Time series data are simply measurements or events that are tracked, monitored, down sampled, and aggregated over time. Materialized views with automatic refresh mode supports TimeSeries queries.
CarbonData provides built-in time-series udf with the below definition.
timeseries(event_time_column, 'granularity')
Event time columns provided in time series udf should be of TimeStamp/Date type.
Below table describes the time hierarchy and levels that can be provided in a time-series udf, so that it supports automatic roll-up in time dimension for query.
Granularity | Description |
---|---|
year | Data will be aggregated over year |
month | Data will be aggregated over month |
week | Data will be aggregated over week |
day | Data will be aggregated over day |
hour | Data will be aggregated over hour |
thirty_minute | Data will be aggregated over every thirty minutes |
fifteen_minute | Data will be aggregated over every fifteen minutes |
ten_minute | Data will be aggregated over every ten minutes |
five_minute | Data will be aggregated over every five minutes |
minute | Data will be aggregated over every one minute |
second | Data will be aggregated over every second |
Time series udf having column as Date type support's only year, month, day and week granularities.
Below is the sample data loaded to the fact table sales.
order_time, user_id, sex, country, quantity, price
2016-02-23 09:01:30, c001, male, xxx, 100, 2
2016-02-23 09:01:50, c002, male, yyy, 200, 5
2016-02-23 09:03:30, c003, female, xxx, 400, 1
2016-02-23 09:03:50, c004, male, yyy, 300, 5
2016-02-23 09:07:50, c005, female, xxx, 500, 5
Users can create materialized views with time series queries like the below example:
CREATE MATERIALIZED VIEW agg_sales AS
SELECT timeseries(order_time, 'minute'),avg(price)
FROM sales
GROUP BY timeseries(order_time, 'minute')
And execute the below query to check time series data. In this example, a materialized view of the aggregated table on the price column will be created, which will be aggregated every one minute.
SELECT timeseries(order_time,'minute'), avg(price)
FROM sales
GROUP BY timeseries(order_time,'minute')
Find below the result of the above query aggregated over a minute.
+---------------------------------------+----------------+
|UDF:timeseries(order_time, minute) |avg(price) |
+---------------------------------------+----------------+
|2016-02-23 09:01:00 |3.5 |
|2016-02-23 09:07:00 |5.0 |
|2016-02-23 09:03:00 |3.0 |
+---------------------------------------+----------------+
The data loading, querying, compaction command and its behavior is the same as materialized views.

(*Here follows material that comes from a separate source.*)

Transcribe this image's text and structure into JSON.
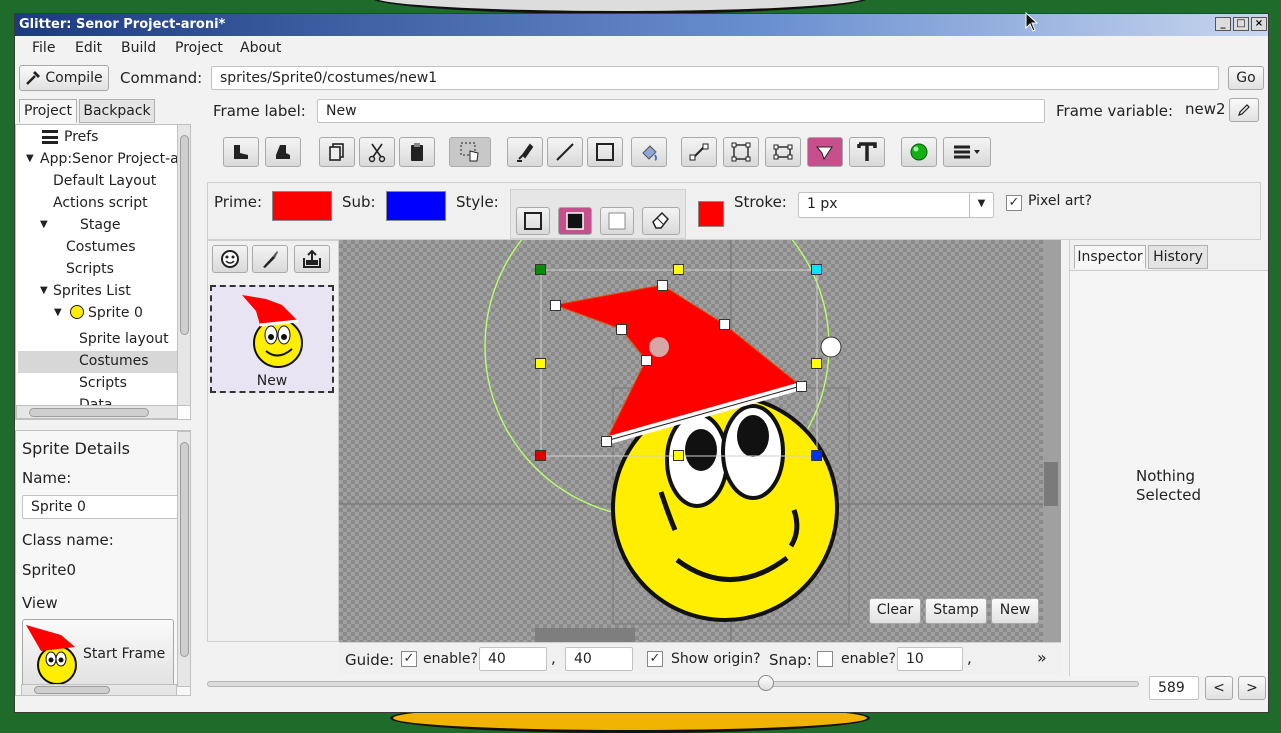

On each load to materialized view, data will be aggregated based on the specified time interval of granularity provided during creation and stored on each segment.
NOTE:
Time series queries can be rolled up from an existing materialized view.
Consider an example where the query is on hour level granularity, but the materialized view with hour level granularity is not present but materialized view with minute level granularity is present, then we can get the data from minute level and aggregate the hour level data and give output. This is called query rollup.
Consider if user create's below time series materialized view,
CREATE MATERIALIZED VIEW agg_sales
AS
SELECT timeseries(order_time,'minute'),avg(price)
FROM sales
GROUP BY timeseries(order_time,'minute')
and fires the below query with hour level granularity.
SELECT timeseries(order_time,'hour'),avg(price)
FROM sales
GROUP BY timeseries(order_time,'hour')
Then, the above query can be rolled up from materialized view 'agg_sales', by adding hour
level time series aggregation on minute level aggregation. Users can fire the EXPLAIN
command
to check if a query is rolled up from an existing materialized view.
NOTE: 1. Queries cannot be rolled up, if the filter contains a time series function. 2. Roll up is not yet supported for queries having join clause or order by functions.